Arrivé à Moscou, mon point de vue sur les choses et les personnes et mes relations envers elles, se modifia encore plus sensiblement.

À la première rencontre avec grand’mère, quand j’aperçus sa figure maigre, ridée et ses yeux éteints, le sentiment de respect soumis et de crainte que j’éprouvais naguère pour elle, fit place à la compassion, et quand, laissant tomber son visage sur la tête de Lubotchka, elle sanglota comme si, devant ses yeux, était le cadavre de sa fille tant aimée, ma compassion se changea en un sentiment d’affection. Je me sentais mal à l’aise de son chagrin en nous revoyant, j’avais conscience que par nous-mêmes, nous n’étions rien devant ses yeux et que nous ne lui étions chers que par le souvenir, je sentais que dans chaque baiser dont elle couvrait mes joues, s’exprimait toujours la même pensée : elle est morte, je ne la reverrai plus !

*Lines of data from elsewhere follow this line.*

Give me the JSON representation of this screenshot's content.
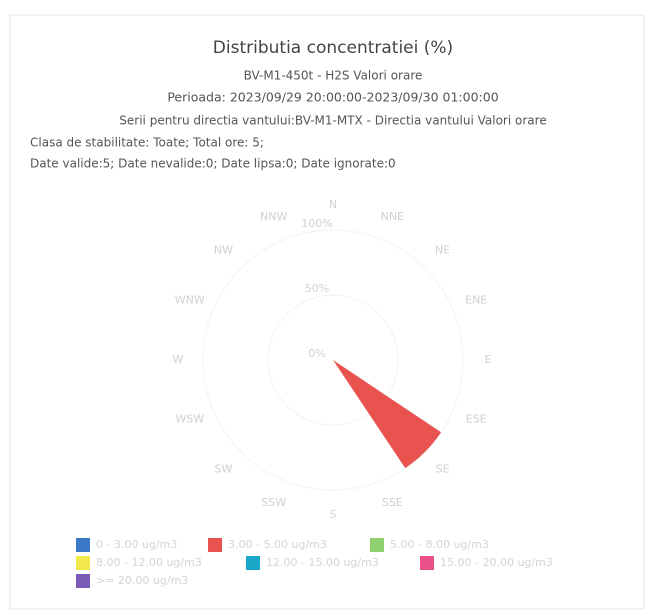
{
  "chart_data": {
    "type": "windrose",
    "title": "Distributia concentratiei (%)",
    "subtitles": [
      "BV-M1-450t - H2S Valori orare",
      "Perioada: 2023/09/29 20:00:00-2023/09/30 01:00:00",
      "Serii pentru directia vantului:BV-M1-MTX - Directia vantului Valori orare"
    ],
    "info": [
      "Clasa de stabilitate: Toate; Total ore: 5;",
      "Date valide:5; Date nevalide:0; Date lipsa:0; Date ignorate:0"
    ],
    "categories": [
      "N",
      "NNE",
      "NE",
      "ENE",
      "E",
      "ESE",
      "SE",
      "SSE",
      "S",
      "SSW",
      "SW",
      "WSW",
      "W",
      "WNW",
      "NW",
      "NNW"
    ],
    "ylim": [
      0,
      100
    ],
    "yticks": [
      {
        "value": 0,
        "label": "0%"
      },
      {
        "value": 50,
        "label": "50%"
      },
      {
        "value": 100,
        "label": "100%"
      }
    ],
    "series": [
      {
        "name": "0 - 3.00 ug/m3",
        "color": "#3c78c8",
        "values": [
          0,
          0,
          0,
          0,
          0,
          0,
          0,
          0,
          0,
          0,
          0,
          0,
          0,
          0,
          0,
          0
        ]
      },
      {
        "name": "3.00 - 5.00 ug/m3",
        "color": "#e8534f",
        "values": [
          0,
          0,
          0,
          0,
          0,
          0,
          100,
          0,
          0,
          0,
          0,
          0,
          0,
          0,
          0,
          0
        ]
      },
      {
        "name": "5.00 - 8.00 ug/m3",
        "color": "#8fd16f",
        "values": [
          0,
          0,
          0,
          0,
          0,
          0,
          0,
          0,
          0,
          0,
          0,
          0,
          0,
          0,
          0,
          0
        ]
      },
      {
        "name": "8.00 - 12.00 ug/m3",
        "color": "#f2e84c",
        "values": [
          0,
          0,
          0,
          0,
          0,
          0,
          0,
          0,
          0,
          0,
          0,
          0,
          0,
          0,
          0,
          0
        ]
      },
      {
        "name": "12.00 - 15.00 ug/m3",
        "color": "#1aa8c8",
        "values": [
          0,
          0,
          0,
          0,
          0,
          0,
          0,
          0,
          0,
          0,
          0,
          0,
          0,
          0,
          0,
          0
        ]
      },
      {
        "name": "15.00 - 20.00 ug/m3",
        "color": "#e8508a",
        "values": [
          0,
          0,
          0,
          0,
          0,
          0,
          0,
          0,
          0,
          0,
          0,
          0,
          0,
          0,
          0,
          0
        ]
      },
      {
        "name": ">= 20.00 ug/m3",
        "color": "#7a5bb5",
        "values": [
          0,
          0,
          0,
          0,
          0,
          0,
          0,
          0,
          0,
          0,
          0,
          0,
          0,
          0,
          0,
          0
        ]
      }
    ]
  }
}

Papa, qui, à Moscou, ne s’occupait presque pas de nous, et le visage préoccupé ne se montrait parmi nous qu’à l’heure du dîner, en redingote ou en frac, avec de grands cols de chemise sortant du gilet, ou avec sa robe de chambre, des starosta, des intendants, avec ses promenades dans l’enclos et avec la chasse, perdit beaucoup à mes yeux. Karl Ivanovitch que grand’mère appelait diatka et qui subitement, Dieu sait pourquoi, avait eu l’idée de remplacer sa respectable tête chauve, que je connaissais si bien, par une perruque rousse avec une raie de fil presque au milieu de la tête, me semblait si bizarre et si ridicule que j’étais étonné de n’avoir pas remarqué cela plus tôt.

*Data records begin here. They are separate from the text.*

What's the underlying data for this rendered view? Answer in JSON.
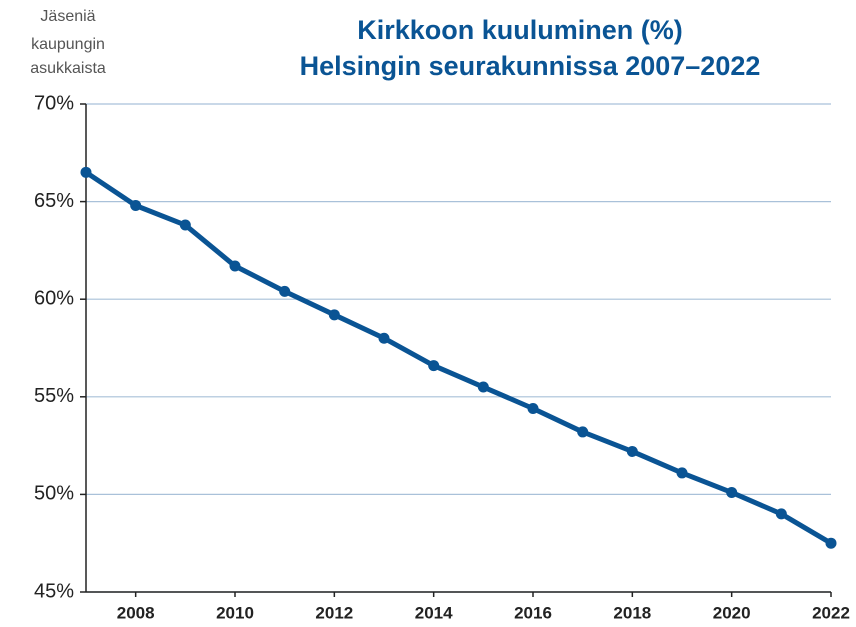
{
  "chart_data": {
    "type": "line",
    "title": "Kirkkoon kuuluminen (%)",
    "subtitle": "Helsingin seurakunnissa 2007–2022",
    "y_label": [
      "Jäseniä",
      "kaupungin",
      "asukkaista"
    ],
    "x": [
      2007,
      2008,
      2009,
      2010,
      2011,
      2012,
      2013,
      2014,
      2015,
      2016,
      2017,
      2018,
      2019,
      2020,
      2021,
      2022
    ],
    "series": [
      {
        "name": "Kirkkoon kuuluminen",
        "color": "#0a5494",
        "values": [
          66.5,
          64.8,
          63.8,
          61.7,
          60.4,
          59.2,
          58.0,
          56.6,
          55.5,
          54.4,
          53.2,
          52.2,
          51.1,
          50.1,
          49.0,
          47.5
        ]
      }
    ],
    "xlim": [
      2007,
      2022
    ],
    "xticks": [
      2008,
      2010,
      2012,
      2014,
      2016,
      2018,
      2020,
      2022
    ],
    "ylim": [
      45,
      70
    ],
    "yticks": [
      {
        "value": 45,
        "label": "45%"
      },
      {
        "value": 50,
        "label": "50%"
      },
      {
        "value": 55,
        "label": "55%"
      },
      {
        "value": 60,
        "label": "60%"
      },
      {
        "value": 65,
        "label": "65%"
      },
      {
        "value": 70,
        "label": "70%"
      }
    ],
    "grid": true
  }
}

Entre les fillettes et nous s’élevait une sorte de barrière invisible. Chez elles, comme chez nous, il y avait des secrets à part, elles semblaient fières, devant nous, de leurs jupes qui devenaient de plus en plus longues, et nous, nous étions fiers de nos pantalons à sous-pieds. Mimi, le premier dimanche, vint dîner dans une toilette si pompeuse et avec tant de rubans sur la tête, qu’on voyait bien que nous n’étions plus à la campagne et que maintenant tout prendrait une autre tournure.